This Christmas, there was no mistletoe to be found to paint us over with nostalgia and seduce our minds into rekindling our own bad romance. Still, you blew me one last kiss, and ever since, there has been a chill in my bones.
My whole body is a sponge soaked in the memories of our ghosts.
Just like them — your presence is a reminder of the haunting company
that still makes me feel all alone.
I have drowned in your Ocean one too many times, and you would happily stand by watching me drown a million more times if I told you we should still try — and waited in vain for you to throw me a lifeline.
Next Christmas, you might find — I’m nowhere to be found.
These days of our lives won’t come back around. Each moment is new — and we will spend a billion of them not being ‘me and you’, these are the changes we will grow through.
I close my eyes and note my soul is on fire, I let the Moon dance all over me.
I breathe in the whole damn world and hold it for four seconds, I breathe it out in four — three — two — one — discarding only what is useless for now.
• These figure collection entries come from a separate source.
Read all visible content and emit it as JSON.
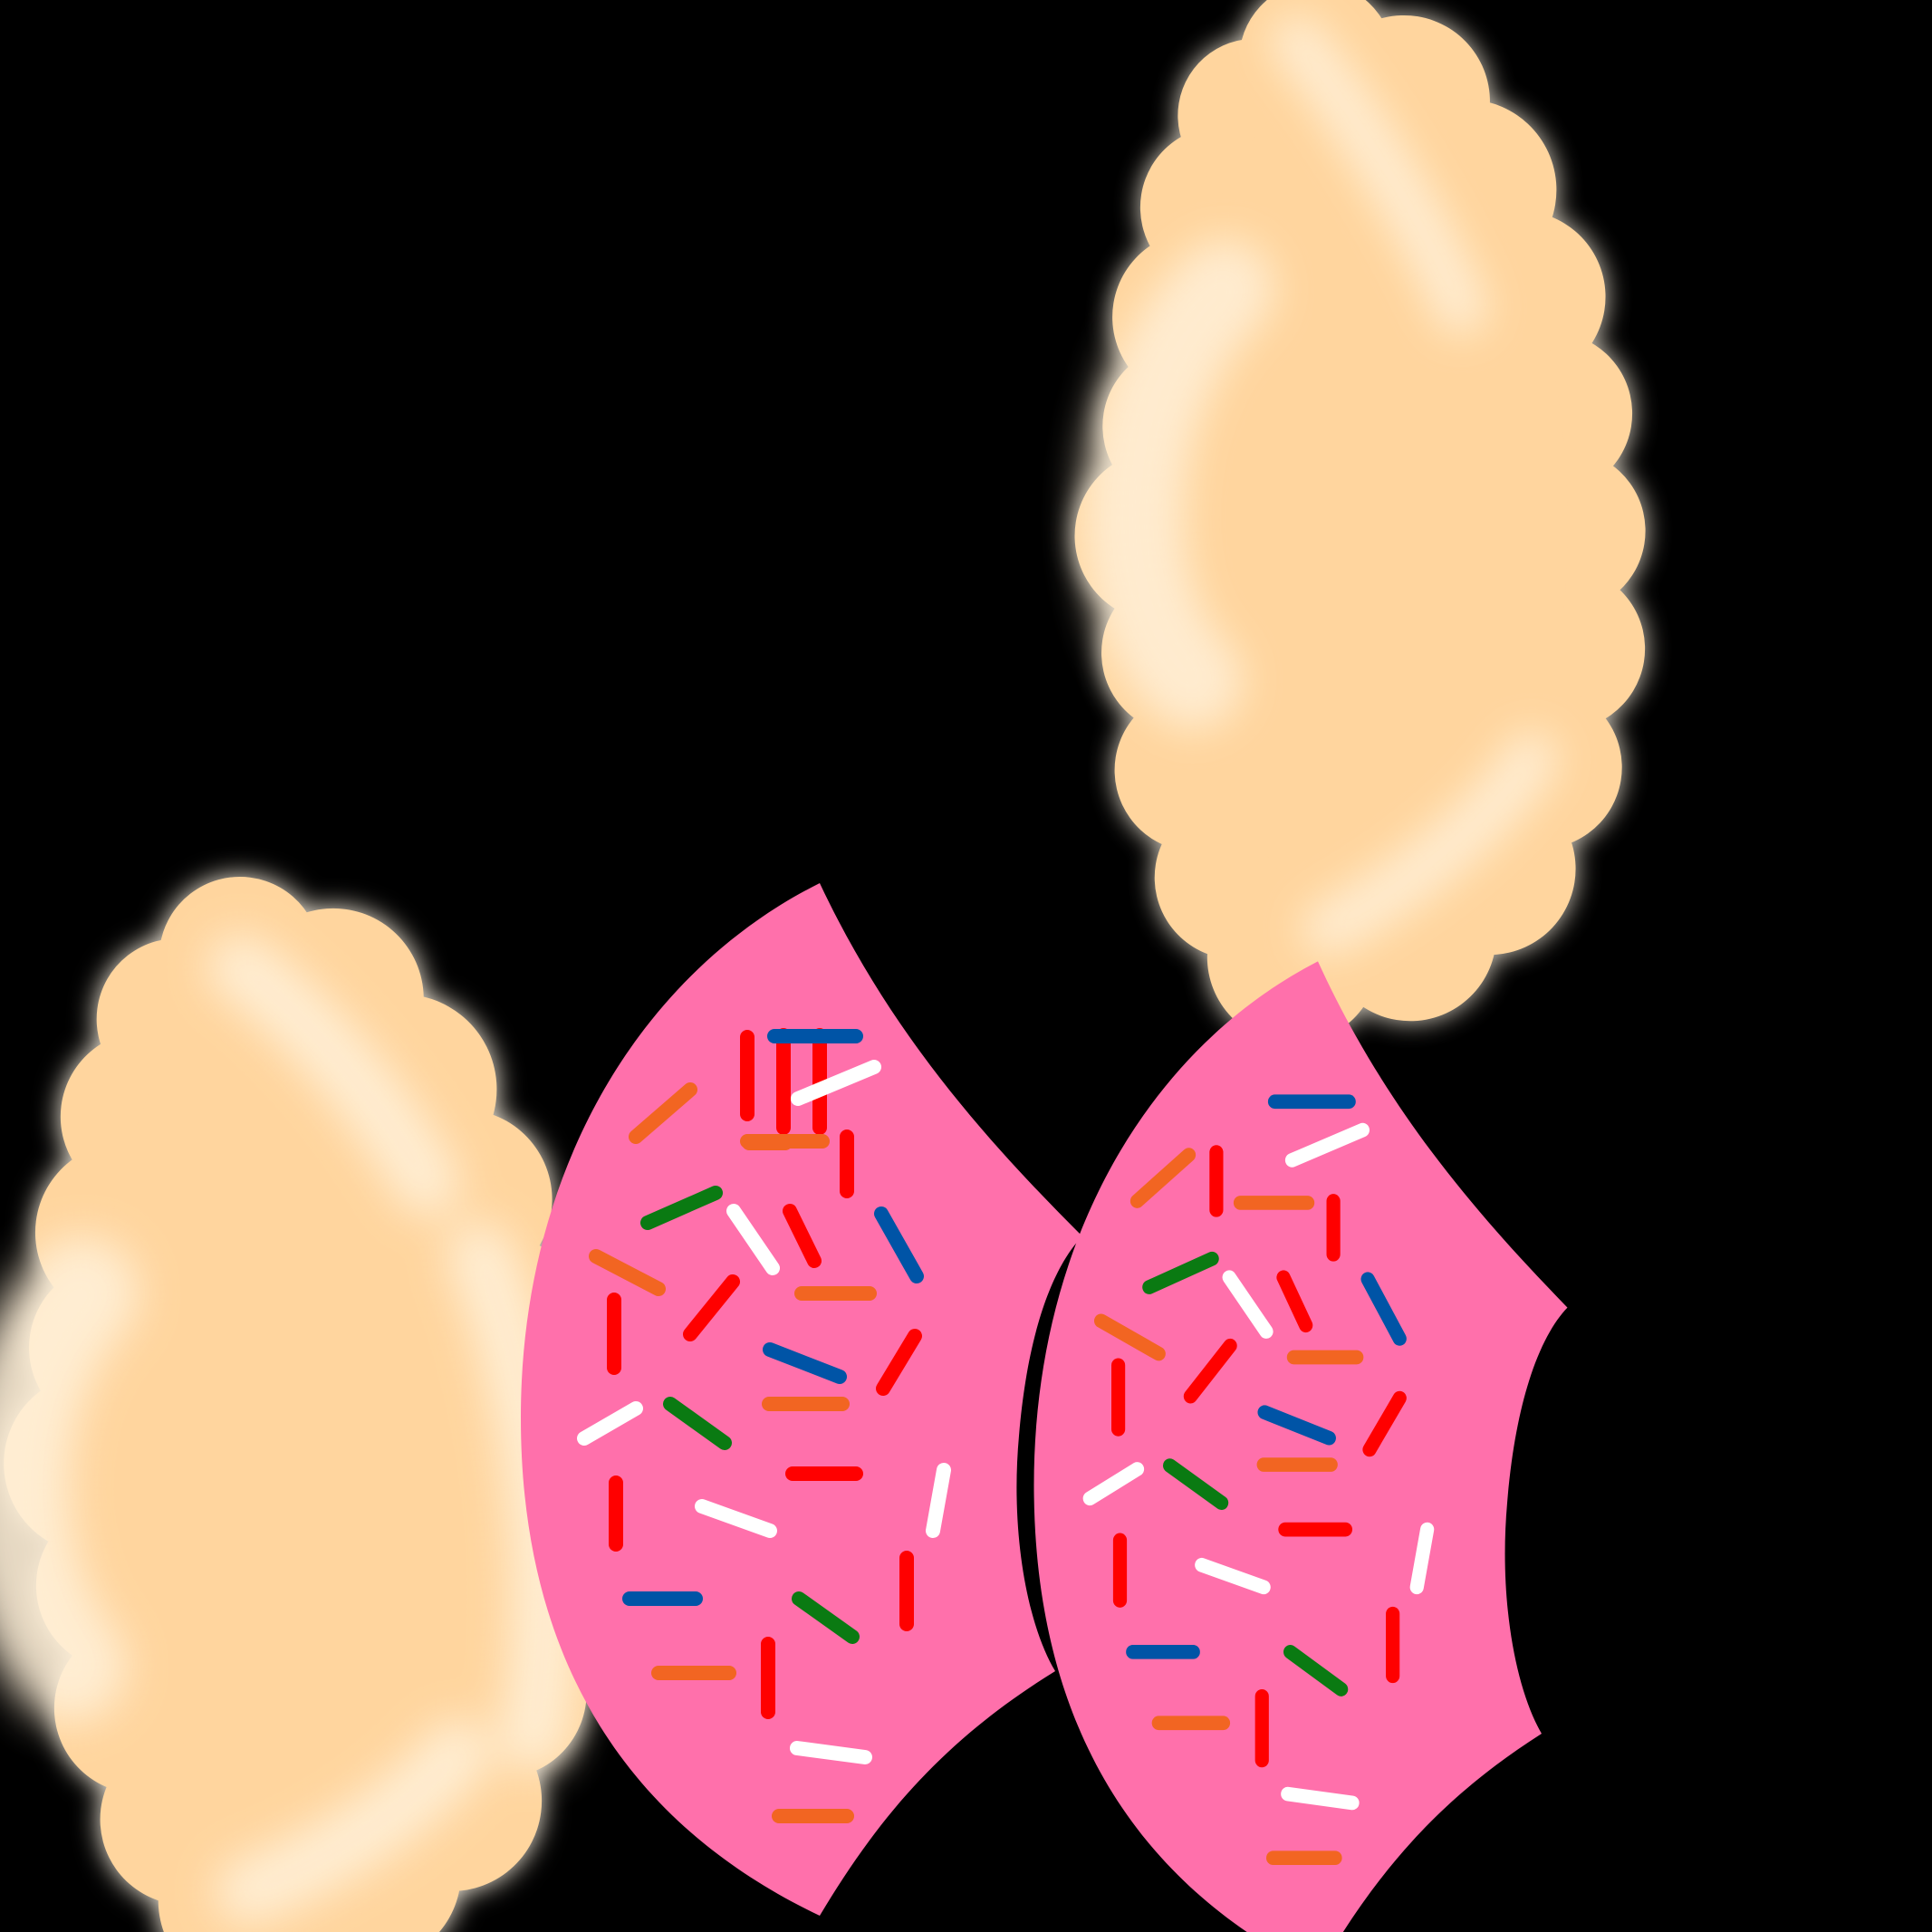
{
  "scene": {
    "background": "#000000",
    "pastry_fill": "#FFD59E",
    "pastry_highlight": "#FFF0D8",
    "pastry_glow": "#FFF6E6",
    "icing_fill": "#FF70AB",
    "sprinkle_colors": {
      "red": "#FF0000",
      "orange": "#F26522",
      "green": "#0A7A12",
      "blue": "#0054A6",
      "white": "#FFFFFF"
    }
  },
  "items": [
    {
      "name": "empanada-pastry",
      "kind": "pastry",
      "count": 2
    },
    {
      "name": "frosted-sprinkle-pastry",
      "kind": "frosted",
      "count": 2
    }
  ]
}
In those serene moments, my vision is clear. 2020 will mark the oncoming years of me without you. I will swim in a space that emphasises the necessary metamorphosis between a million breaths and a billion — has occurred.
A space that saves room to vibrate higher and is a hostile environment to bad energy. There, I will welcome in and manifest — the harvest from watered flesh and soil. The first pages of a different ‘Once Upon a Time…’,
my beginnings of a new kind of love story.